If the hon. Member wants to regulate the proceedings by a Statute, all he has to do is to introduce a Bill into the House, and I am sure that with the persuasive eloquence which he enjoys and which we all admire, he will get a fair hearing, if not a successful Division upon it. He then went on to say that he was not satisfied with the Prime Minister's reply or with mine. I humbly apologise for the Prime Minister and myself. The matter, apparently, is one which has caused all of us some confusion, but this confusion seems to have lasted much longer in the case of the hon. Member than anyone else. Then he asked whether his friends could attend meetings and ask questions as to who was going to look after their mothers—[HON MEMBERS: "No, wives!"]—wives, if they were on service abroad. I shall be glad to reassure the hon. Member that that question, or any other question, asked at public meetings if they attend as private citizens will be in order, and I hope the desired result will be that every sailor who goes from Devonport will feel that wherever he may be his wife will be thoroughly well looked after.
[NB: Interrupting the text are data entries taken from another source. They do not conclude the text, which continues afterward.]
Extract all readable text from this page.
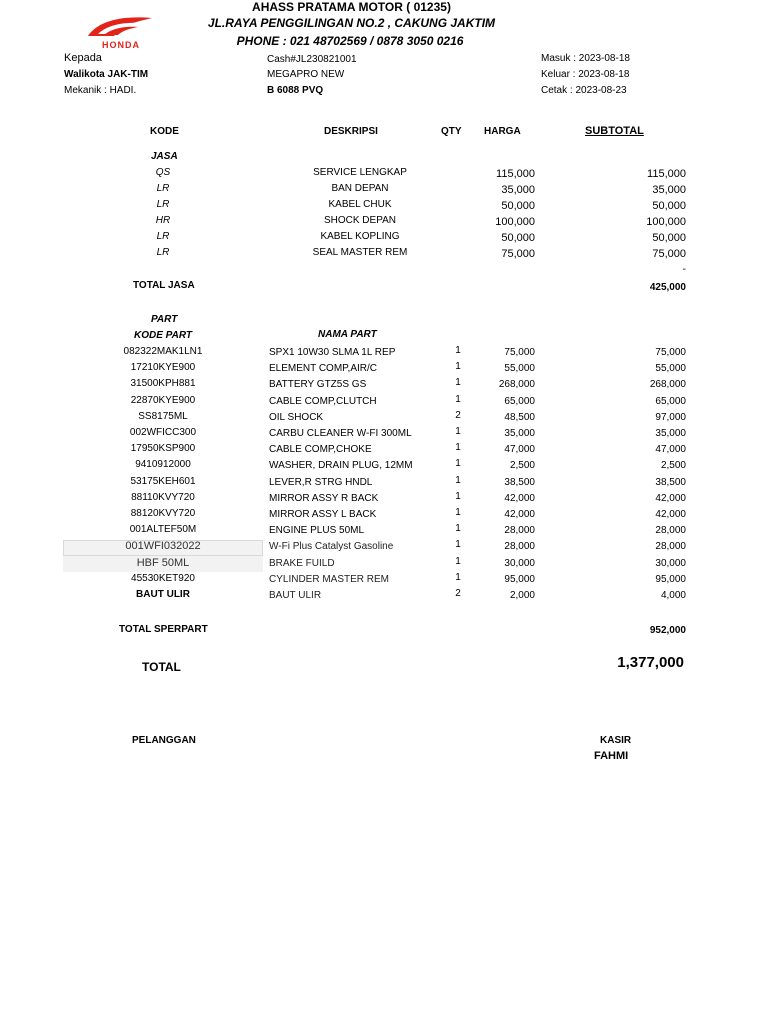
HONDA
AHASS PRATAMA MOTOR ( 01235)
JL.RAYA PENGGILINGAN NO.2 , CAKUNG JAKTIM
PHONE : 021 48702569 / 0878 3050 0216
Kepada
Walikota JAK-TIM
Mekanik : HADI.
Cash#JL230821001
MEGAPRO NEW
B 6088 PVQ
Masuk : 2023-08-18
Keluar : 2023-08-18
Cetak : 2023-08-23
KODE	DESKRIPSI	QTY HARGA	SUBTOTAL
JASA
QS	SERVICE LENGKAP	115,000	115,000
LR	BAN DEPAN	35,000	35,000
LR	KABEL CHUK	50,000	50,000
HR	SHOCK DEPAN	100,000	100,000
LR	KABEL KOPLING	50,000	50,000
LR	SEAL MASTER REM	75,000	75,000
-
TOTAL JASA	425,000
PART
KODE PART	NAMA PART
082322MAK1LN1	SPX1 10W30 SLMA 1L REP	1	75,000	75,000
17210KYE900	ELEMENT COMP,AIR/C	1	55,000	55,000
31500KPH881	BATTERY GTZ5S GS	1	268,000	268,000
22870KYE900	CABLE COMP,CLUTCH	1	65,000	65,000
SS8175ML	OIL SHOCK	2	48,500	97,000
002WFICC300	CARBU CLEANER W-FI 300ML	1	35,000	35,000
17950KSP900	CABLE COMP,CHOKE	1	47,000	47,000
9410912000	WASHER, DRAIN PLUG, 12MM	1	2,500	2,500
53175KEH601	LEVER,R STRG HNDL	1	38,500	38,500
88110KVY720	MIRROR ASSY R BACK	1	42,000	42,000
88120KVY720	MIRROR ASSY L BACK	1	42,000	42,000
001ALTEF50M	ENGINE PLUS 50ML	1	28,000	28,000
001WFI032022	W-Fi Plus Catalyst Gasoline	1	28,000	28,000
HBF 50ML	BRAKE FUILD	1	30,000	30,000
45530KET920	CYLINDER MASTER REM	1	95,000	95,000
BAUT ULIR	BAUT ULIR	2	2,000	4,000
TOTAL SPERPART	952,000
TOTAL	1,377,000
PELANGGAN	KASIR
FAHMI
The other question which the hon. Member asked was whether they were allowed to canvass. That has already been answered, but, at any rate, the answer is in the negative. Then he went on to say that if they are not allowed to canvass we were really disfranchising these men. They were not allowed to canvass under the Order of 1924; and I have made no change. If the hon. Member wants to make a change in this respect he has only to convince the hon. Member for North Camberwell and myself, and the rest of the Members of this House, that such a change is necessary, introduce a Bill and get it passed. I shall listen to him with a perfectly open mind, but at the present time I am only carrying out what I believe to be the intention of Parliament, which is that these activities should be to some extent restrained, and that that restraint should be equally fair not only on officers as compared with men but on officers in the Defence services as compared with civil servants. That was our intention, and it was the intention of the hon. Member opposite, and in the Orders which have been promulgated we believe it has been carried out. I do not think that I can add anything more to what I have said, and I hope the hon. Member will go away with some faint hope that he will, in spite of all this, still be returned as Member for Devonport.

Divisions

Speaking on the adjournment I believe it is possible, Mr. Speaker, to call your attention to almost any important subject which comes under the cognisance of the House, and I have a grievance which will not take more than three minutes to explain. It is this. We are frequently troubled by the pestilent behaviour—if that is unparliamentary I will say tiresome behaviour—of hon. Members of this House who, having called for a Division, do not then nominate Tellers. Having called hon. Members who are better employed in Committee, or perhaps at dinner, at any rate from distant parts of the House, into the Chamber at considerable trouble to themselves, they then refuse to go to a Division by not nominating Tellers. Can you, Mr. Speaker, in the exercise of your supreme authority, discourage this tiresome practice? Three times to-day—and I am not sure that there was not a fourth occasion—we have been called into the House, only to find that the Division for which we were summoned was "off." This clearly wastes the time of the House as a whole and of the individual Members, and I would appeal to you, Mr. Speaker, to say something or, if it is in your power, do something to deprecate this very tiresome practice.

On that point of Order, Sir. I hope you will make it clear to the House that everything which has been done here to-day along those lines has been strictly in accord with Parliamentary procedure.

I do not think I can do anything to prevent hon. Members changing their minds between the first call of the bells and the second call of the bells, but I understand that perambulation is good for the digestion.

Question put, and agreed to.

Adjourned accordingly at Fourteen minutes before Eleven o'Clock.